Because of the direct effect of ultraviolet (UV) radiation on melanocyte activity, the importance of UV protection must be emphasized as an essential adjunct to the topical therapies discussed. Although pigmenting effects are observed upon exposure to both UVB and UVA, the effects of UVA radiation may be greater, especially among those with darker skin types (Moyal, 2004). Most commercial sunscreens manufactured in the United States have adequate protection against UVB, primarily preventing solar erythema in fair-skinned individuals. The sun protection factor is a rating system used to illustrate the level of protection the product provides specifically against UVB radiation. Many sunscreens purchased outside the United states (such as those from Europe and Asia) follow product labeling regulations that also rate the degree of UVA blockade, versus the pass/fail grading system utilized in the United States. According to a study comparing 20 broad-spectrum U.S. sunscreens, only 11 of the 20 met European standards in regard to the strength of UVA blockade (Wang et al., 2017). Because PIH is most evident among individuals with Fitzpatrick Types III–VI, UVA exposure may have significant consequences on treatment outcome. A study by Buchanan Lunsford et al. (2018) showed that, because largely of a lower perceived risk of skin cancer, Black and Hispanic populations are less likely to engage in sun-protective behaviors. Given this understanding, education emphasizing the importance of broad-spectrum sunscreen use and other sun-protective behaviors among this population is crucial. Although the selection of sunscreens offering robust UVA protection is somewhat limited in the U.S. market, physical blocks containing zinc oxide and titanium or chemical blocks containing avobenzone or ecamsule lend some degree of UVA protection in comparison with other available agents (Glaser & Tomecki, 2020).

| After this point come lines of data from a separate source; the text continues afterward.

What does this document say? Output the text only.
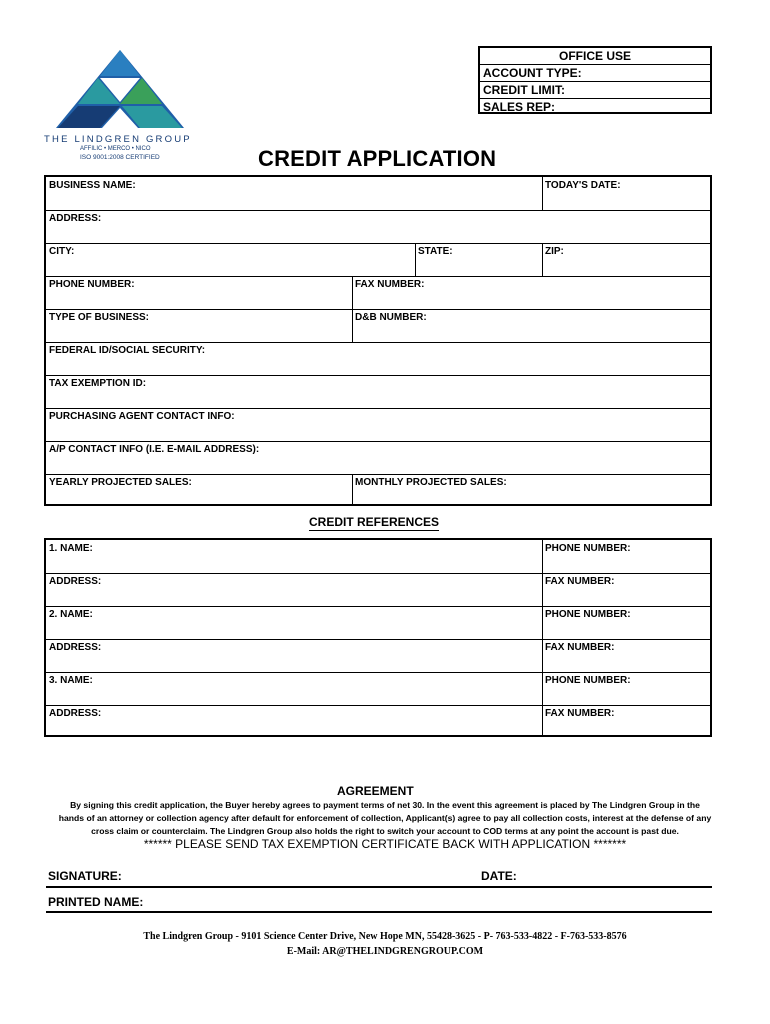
THE LINDGREN GROUP
AFFILIC • MERCO • NICO
ISO 9001:2008 CERTIFIED
OFFICE USE
ACCOUNT TYPE:
CREDIT LIMIT:
SALES REP:
CREDIT APPLICATION
BUSINESS NAME:	TODAY'S DATE:
ADDRESS:
CITY:	STATE:	ZIP:
PHONE NUMBER:	FAX NUMBER:
TYPE OF BUSINESS:	D&B NUMBER:
FEDERAL ID/SOCIAL SECURITY:
TAX EXEMPTION ID:
PURCHASING AGENT CONTACT INFO:
A/P CONTACT INFO (I.E. E-MAIL ADDRESS):
YEARLY PROJECTED SALES:	MONTHLY PROJECTED SALES:
CREDIT REFERENCES
1. NAME:	PHONE NUMBER:
ADDRESS:	FAX NUMBER:
2. NAME:	PHONE NUMBER:
ADDRESS:	FAX NUMBER:
3. NAME:	PHONE NUMBER:
ADDRESS:	FAX NUMBER:
AGREEMENT
By signing this credit application, the Buyer hereby agrees to payment terms of net 30. In the event this agreement is placed by The Lindgren Group in the
hands of an attorney or collection agency after default for enforcement of collection, Applicant(s) agree to pay all collection costs, interest at the defense of any
cross claim or counterclaim. The Lindgren Group also holds the right to switch your account to COD terms at any point the account is past due.
****** PLEASE SEND TAX EXEMPTION CERTIFICATE BACK WITH APPLICATION *******
SIGNATURE:	DATE:
PRINTED NAME:
The Lindgren Group - 9101 Science Center Drive, New Hope MN, 55428-3625 - P- 763-533-4822 - F-763-533-8576
E-Mail: AR@THELINDGRENGROUP.COM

Despite successful clearance of acne lesions, many patients feel dissatisfied with treatment if PIH is not also addressed. The long, damaging battle with acne vulgaris is one many patients wish to forget, and for many, the imprint of PIH serves as a lasting reminder of their history with the disease. As discussed, first-line topical therapies for PIH primarily target epidermal dyspigmentation, and their mechanisms fail to address the possibility of targeting deeper dermal pigment. Determining the tissue depth of postinflammatory pigment is crucial in selecting treatment and managing expectations. Although commonly used topical therapies such tyrosinase inhibitors and retinoids may be helpful in reducing epidermal PIH, full resolution can be difficult if dermal pigmentation is involved. In such cases, more invasive treatment modalities such as chemical peels and laser therapies can be considered after careful patient selection. In tackling the PIH conundrum, it is important for practitioners to have a thorough understanding of the condition to identify the limitations of current therapies and select those most appropriate.